# Gauging progress and timing



## Jayb (Mar 6, 2012)

Just to recap where my W and I are atm:

WAW, no OM. Separated 9 months. 2 small children, equal co-parenting. Spend most weekends (at least 1 day) together as a family. I filed for D out of emotions, and now regret doing so. Currently, we are on a 3 month hold to cool off, seek MC, etc. W told me and the MC last week, after 2 sessions, that she had no hope, and wanted to proceed with D.

Since that time, I backed off my active pursuit. I have been cool and calm. We have had great times around the children. Began joking around, etc. Talked about future trips together, etc. Last night, I made dinner for the fam, and when I was leaving, we embraced for a few seconds.

Now, through this all, I have been the one to initiate things. I have not asked for a relationship gauge, since I heard her last week.

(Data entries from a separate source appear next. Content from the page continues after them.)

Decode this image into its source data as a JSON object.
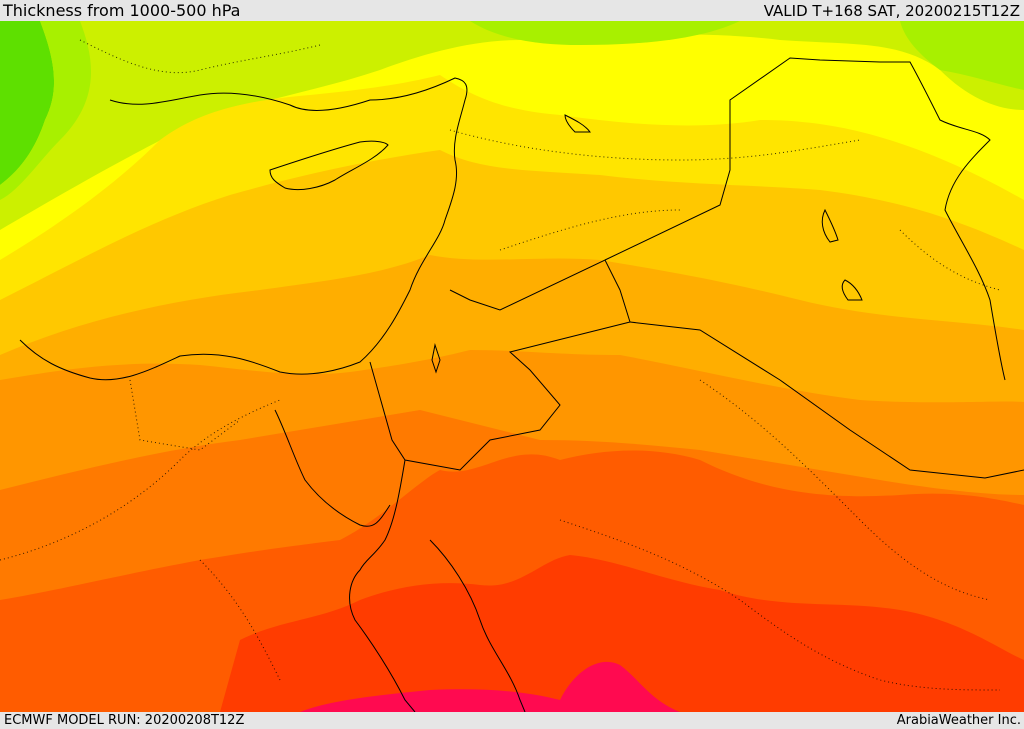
{
  "header": {
    "title": "Thickness from 1000-500 hPa",
    "valid": "VALID T+168 SAT, 20200215T12Z"
  },
  "footer": {
    "model_run": "ECMWF MODEL RUN: 20200208T12Z",
    "credit": "ArabiaWeather Inc."
  },
  "palette": {
    "bands": [
      "#5ee000",
      "#a8f000",
      "#ccf000",
      "#ffff00",
      "#ffe500",
      "#ffc800",
      "#ffae00",
      "#ff9600",
      "#ff7a00",
      "#ff5c00",
      "#ff3c00",
      "#ff0a50"
    ],
    "coastline": "#000000",
    "bar_background": "#e6e6e6"
  }
}
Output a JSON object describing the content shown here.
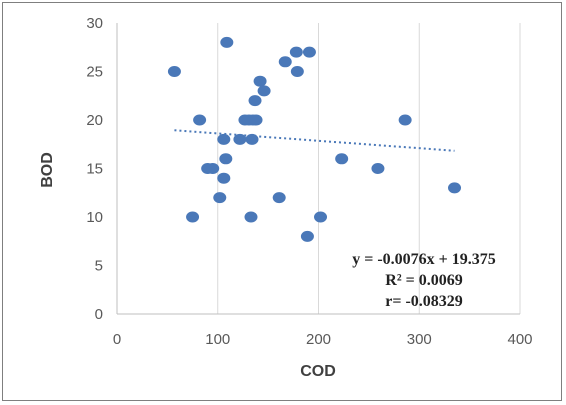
{
  "chart_data": {
    "type": "scatter",
    "title": "",
    "xlabel": "COD",
    "ylabel": "BOD",
    "xlim": [
      0,
      400
    ],
    "ylim": [
      0,
      30
    ],
    "x_ticks": [
      "0",
      "100",
      "200",
      "300",
      "400"
    ],
    "y_ticks": [
      "0",
      "5",
      "10",
      "15",
      "20",
      "25",
      "30"
    ],
    "grid": "vertical",
    "legend": "none",
    "marker_color": "#4a78b8",
    "series": [
      {
        "x": [
          57,
          109,
          178,
          191,
          167,
          179,
          142,
          146,
          137,
          82,
          127,
          131,
          135,
          138,
          286,
          106,
          122,
          134,
          108,
          223,
          90,
          95,
          259,
          335,
          106,
          75,
          102,
          133,
          161,
          202,
          189
        ],
        "y": [
          25,
          28,
          27,
          27,
          26,
          25,
          24,
          23,
          22,
          20,
          20,
          20,
          20,
          20,
          20,
          18,
          18,
          18,
          16,
          16,
          15,
          15,
          15,
          13,
          14,
          10,
          12,
          10,
          12,
          10,
          8
        ]
      }
    ],
    "trendline": {
      "style": "dotted",
      "slope": -0.0076,
      "intercept": 19.375,
      "x_range": [
        57,
        335
      ]
    },
    "annotation": {
      "lines": [
        "y = -0.0076x + 19.375",
        "R² = 0.0069",
        "r= -0.08329"
      ]
    }
  }
}
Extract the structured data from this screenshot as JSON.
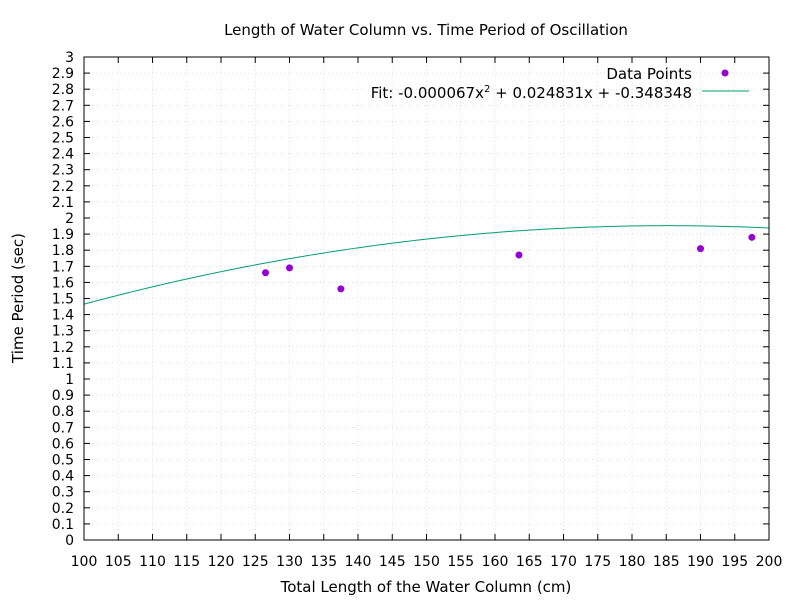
{
  "chart_data": {
    "type": "scatter",
    "title": "Length of Water Column vs. Time Period of Oscillation",
    "xlabel": "Total Length of the Water Column (cm)",
    "ylabel": "Time Period (sec)",
    "xlim": [
      100,
      200
    ],
    "ylim": [
      0,
      3
    ],
    "xticks": [
      "100",
      "105",
      "110",
      "115",
      "120",
      "125",
      "130",
      "135",
      "140",
      "145",
      "150",
      "155",
      "160",
      "165",
      "170",
      "175",
      "180",
      "185",
      "190",
      "195",
      "200"
    ],
    "yticks": [
      "0",
      "0.1",
      "0.2",
      "0.3",
      "0.4",
      "0.5",
      "0.6",
      "0.7",
      "0.8",
      "0.9",
      "1",
      "1.1",
      "1.2",
      "1.3",
      "1.4",
      "1.5",
      "1.6",
      "1.7",
      "1.8",
      "1.9",
      "2",
      "2.1",
      "2.2",
      "2.3",
      "2.4",
      "2.5",
      "2.6",
      "2.7",
      "2.8",
      "2.9",
      "3"
    ],
    "grid": true,
    "legend_position": "top-right",
    "series": [
      {
        "name": "Data Points",
        "kind": "points",
        "color": "#9400d3",
        "x": [
          126.5,
          130,
          137.5,
          163.5,
          190,
          197.5
        ],
        "y": [
          1.66,
          1.69,
          1.56,
          1.77,
          1.81,
          1.88
        ]
      },
      {
        "name_prefix": "Fit: -0.000067x",
        "name_sup": "2",
        "name_suffix": " + 0.024831x + -0.348348",
        "kind": "line",
        "color": "#009e73",
        "coefficients": [
          -6.7e-05,
          0.024831,
          -0.348348
        ]
      }
    ]
  }
}
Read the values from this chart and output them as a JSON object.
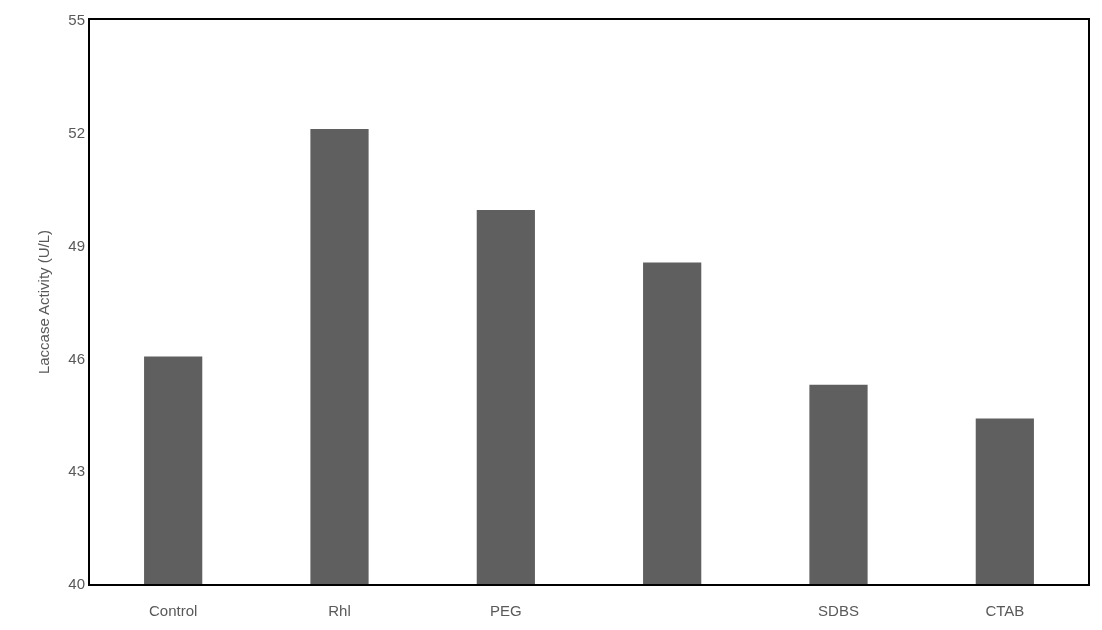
{
  "chart_data": {
    "type": "bar",
    "ylabel": "Laccase Activity (U/L)",
    "categories": [
      "Control",
      "Rhl",
      "PEG",
      null,
      "SDBS",
      "CTAB"
    ],
    "values": [
      46.05,
      52.1,
      49.95,
      48.55,
      45.3,
      44.4
    ],
    "color": "#5f5f5f",
    "ylim": [
      40,
      55
    ],
    "yticks": [
      40,
      43,
      46,
      49,
      52,
      55
    ],
    "grid": false
  }
}
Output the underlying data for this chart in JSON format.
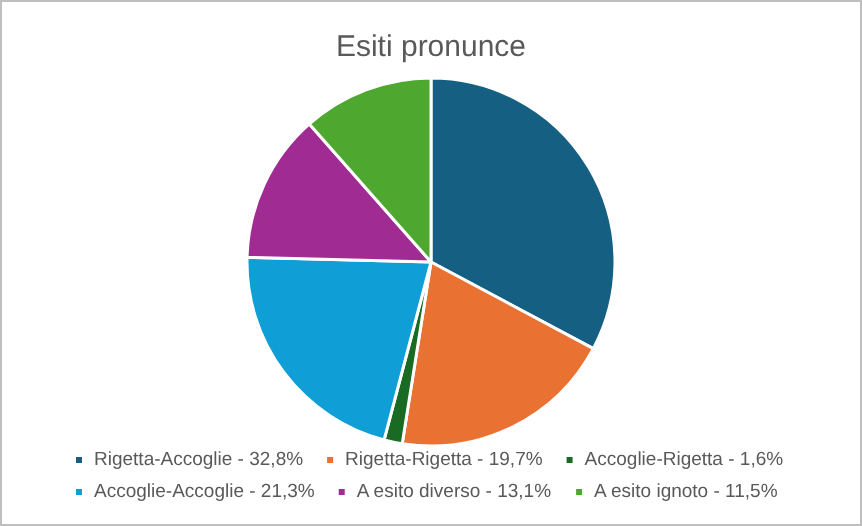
{
  "chart_data": {
    "type": "pie",
    "title": "Esiti pronunce",
    "categories": [
      "Rigetta-Accoglie - 32,8%",
      "Rigetta-Rigetta - 19,7%",
      "Accoglie-Rigetta - 1,6%",
      "Accoglie-Accoglie - 21,3%",
      "A esito diverso - 13,1%",
      "A esito ignoto - 11,5%"
    ],
    "values": [
      32.8,
      19.7,
      1.6,
      21.3,
      13.1,
      11.5
    ],
    "colors": [
      "#156082",
      "#e97132",
      "#196b24",
      "#0f9ed5",
      "#a02b93",
      "#4ea72e"
    ],
    "legend": "bottom"
  }
}
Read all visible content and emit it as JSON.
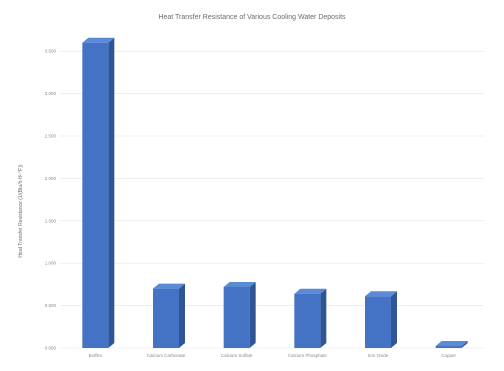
{
  "chart_data": {
    "type": "bar",
    "style": "3d-column",
    "title": "Heat Transfer Resistance of Various Cooling Water Deposits",
    "xlabel": "",
    "ylabel": "Heat Transfer Resistance (1/(Btu/h·ft²·°F))",
    "categories": [
      "Biofilm",
      "Calcium Carbonate",
      "Calcium Sulfate",
      "Calcium Phosphate",
      "Iron Oxide",
      "Copper"
    ],
    "values": [
      3.6,
      0.7,
      0.72,
      0.64,
      0.61,
      0.0
    ],
    "ylim": [
      0,
      3.75
    ],
    "yticks": [
      "0.000",
      "0.500",
      "1.000",
      "1.500",
      "2.000",
      "2.500",
      "3.000",
      "3.500",
      "4.000"
    ],
    "grid": true,
    "legend": "none",
    "bar_color": "#4472c4"
  }
}
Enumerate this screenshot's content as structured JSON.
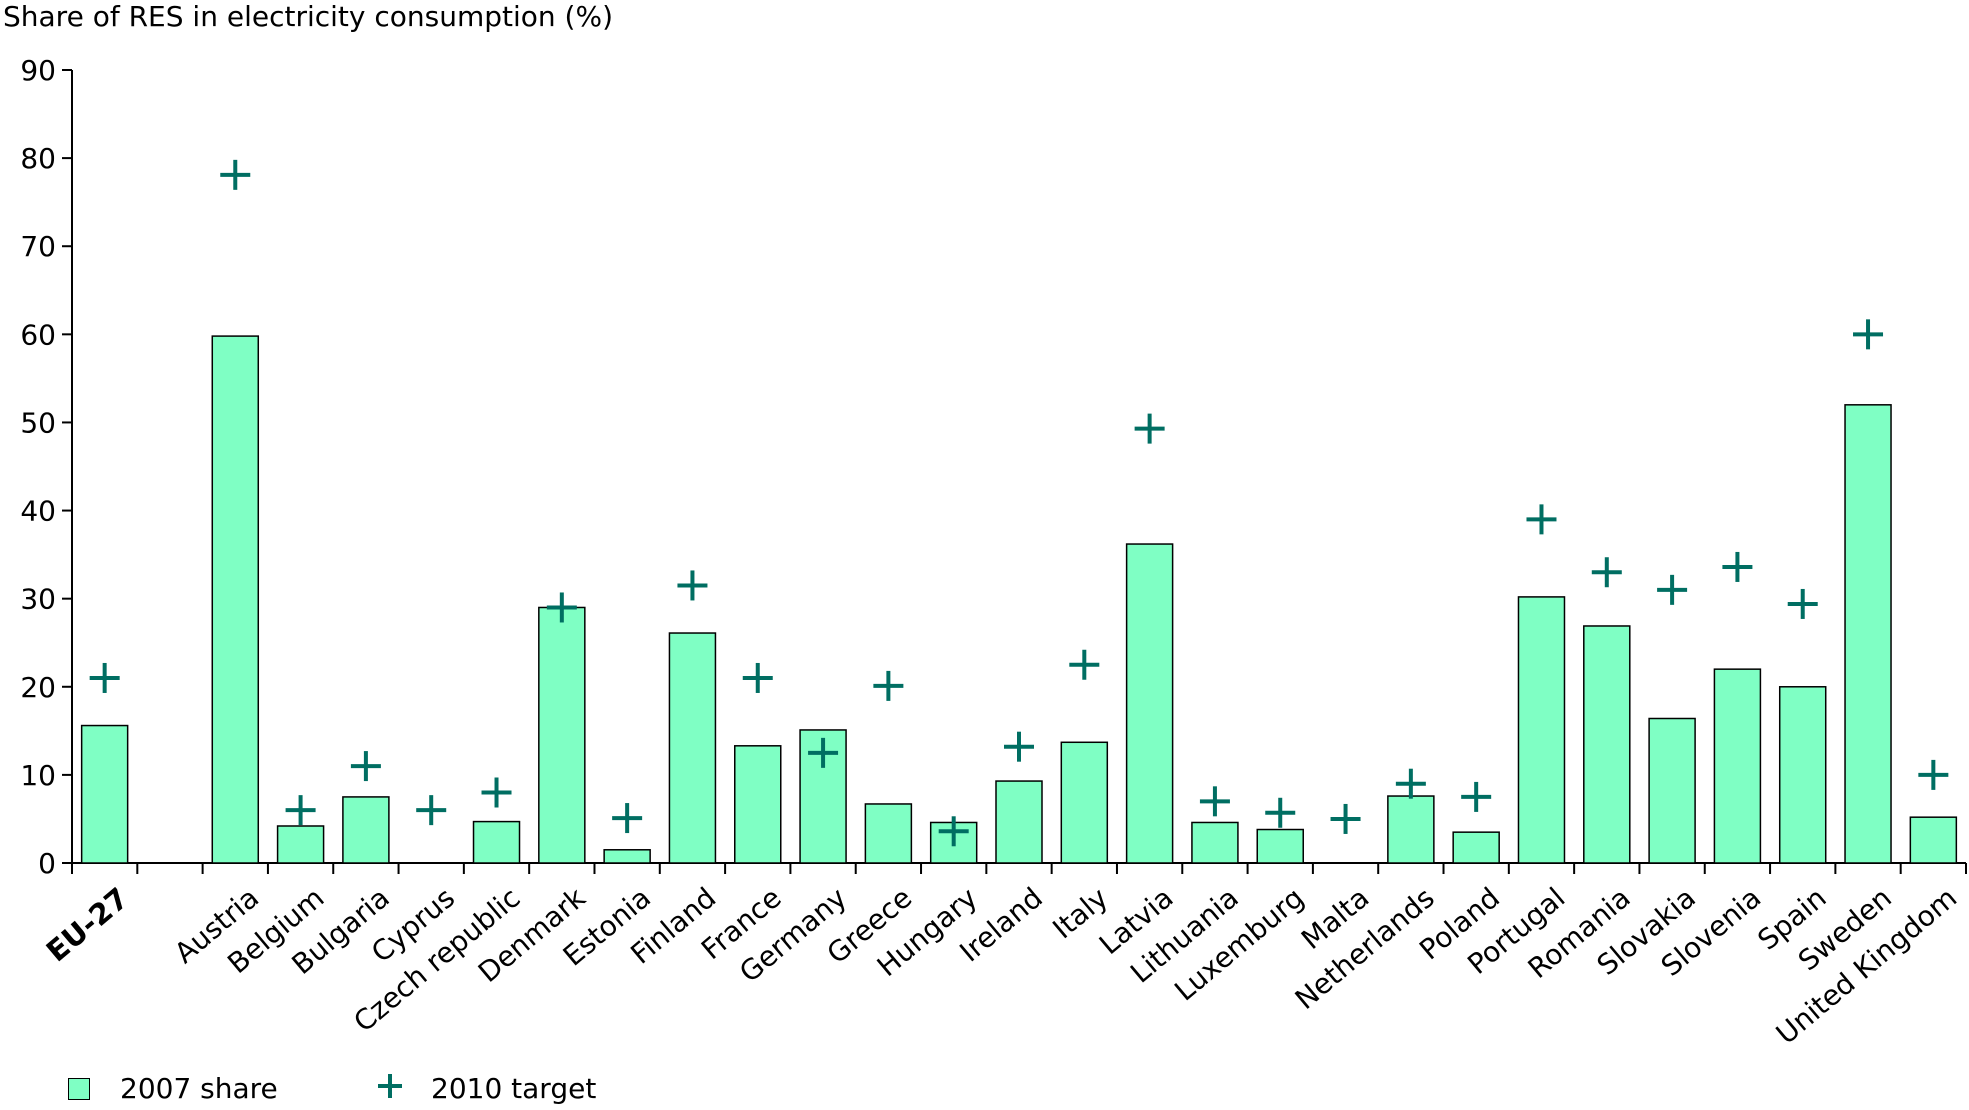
{
  "chart_data": {
    "type": "bar",
    "title": "Share of RES in electricity consumption (%)",
    "xlabel": "",
    "ylabel": "",
    "ylim": [
      0,
      90
    ],
    "yticks": [
      0,
      10,
      20,
      30,
      40,
      50,
      60,
      70,
      80,
      90
    ],
    "grid": false,
    "legend_position": "bottom-left",
    "bold_categories": [
      "EU-27"
    ],
    "categories": [
      "EU-27",
      "",
      "Austria",
      "Belgium",
      "Bulgaria",
      "Cyprus",
      "Czech republic",
      "Denmark",
      "Estonia",
      "Finland",
      "France",
      "Germany",
      "Greece",
      "Hungary",
      "Ireland",
      "Italy",
      "Latvia",
      "Lithuania",
      "Luxemburg",
      "Malta",
      "Netherlands",
      "Poland",
      "Portugal",
      "Romania",
      "Slovakia",
      "Slovenia",
      "Spain",
      "Sweden",
      "United Kingdom"
    ],
    "series": [
      {
        "name": "2007 share",
        "kind": "bar",
        "color": "#7fffc4",
        "values": [
          15.6,
          null,
          59.8,
          4.2,
          7.5,
          0.0,
          4.7,
          29.0,
          1.5,
          26.1,
          13.3,
          15.1,
          6.7,
          4.6,
          9.3,
          13.7,
          36.2,
          4.6,
          3.8,
          0.0,
          7.6,
          3.5,
          30.2,
          26.9,
          16.4,
          22.0,
          20.0,
          52.0,
          5.2
        ]
      },
      {
        "name": "2010 target",
        "kind": "marker",
        "marker": "plus",
        "color": "#006e62",
        "values": [
          21.0,
          null,
          78.1,
          6.0,
          11.0,
          6.0,
          8.0,
          29.0,
          5.1,
          31.5,
          21.0,
          12.5,
          20.1,
          3.6,
          13.2,
          22.5,
          49.3,
          7.0,
          5.7,
          5.0,
          9.0,
          7.5,
          39.0,
          33.0,
          31.0,
          33.6,
          29.4,
          60.0,
          10.0
        ]
      }
    ]
  }
}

I have not gone hardcore with the 180. It seems too abrupt, and I am afraid. My thinking has been to show her through actions that I care and love her. Doing the "little things" that reassure her of my love. I have begun improving me. Lost 20 pounds, upbeat about everything, began making new friends, etc. My goal is that she give us more time, while she sees my progress which may give her a spark.

However, atm, I am sad, and don't know what to do. What are signs that she is softening? Can I do things that will push her away? When and how do I talk to her about our relationship? What are signs from her that I can approach?

I am riding the fine line between detaching and remaining friends.

Part of this is just a rant due to the way I feel.....

Thanks.


----------



## lovemygirls (Feb 26, 2012)

You gave great advice to bippy17 yesterday! Work today on getting back there.

"What are signs that she is softening? Can I do things that will push her away? When and how do I talk to her about our relationship? What are signs from her that I can approach?"

I stayed up all night last night thinking these same things myself. I started a multi-faceted flow-chart (on my wall with index cards!) trying to come up with signals based on the current and ongoing conditions, if then statements, possible outcomes including +/-'s for each of us...

I'm sure it sounds strange to some, but this aides me in what I think can produce the best outcome without any surprises.


----------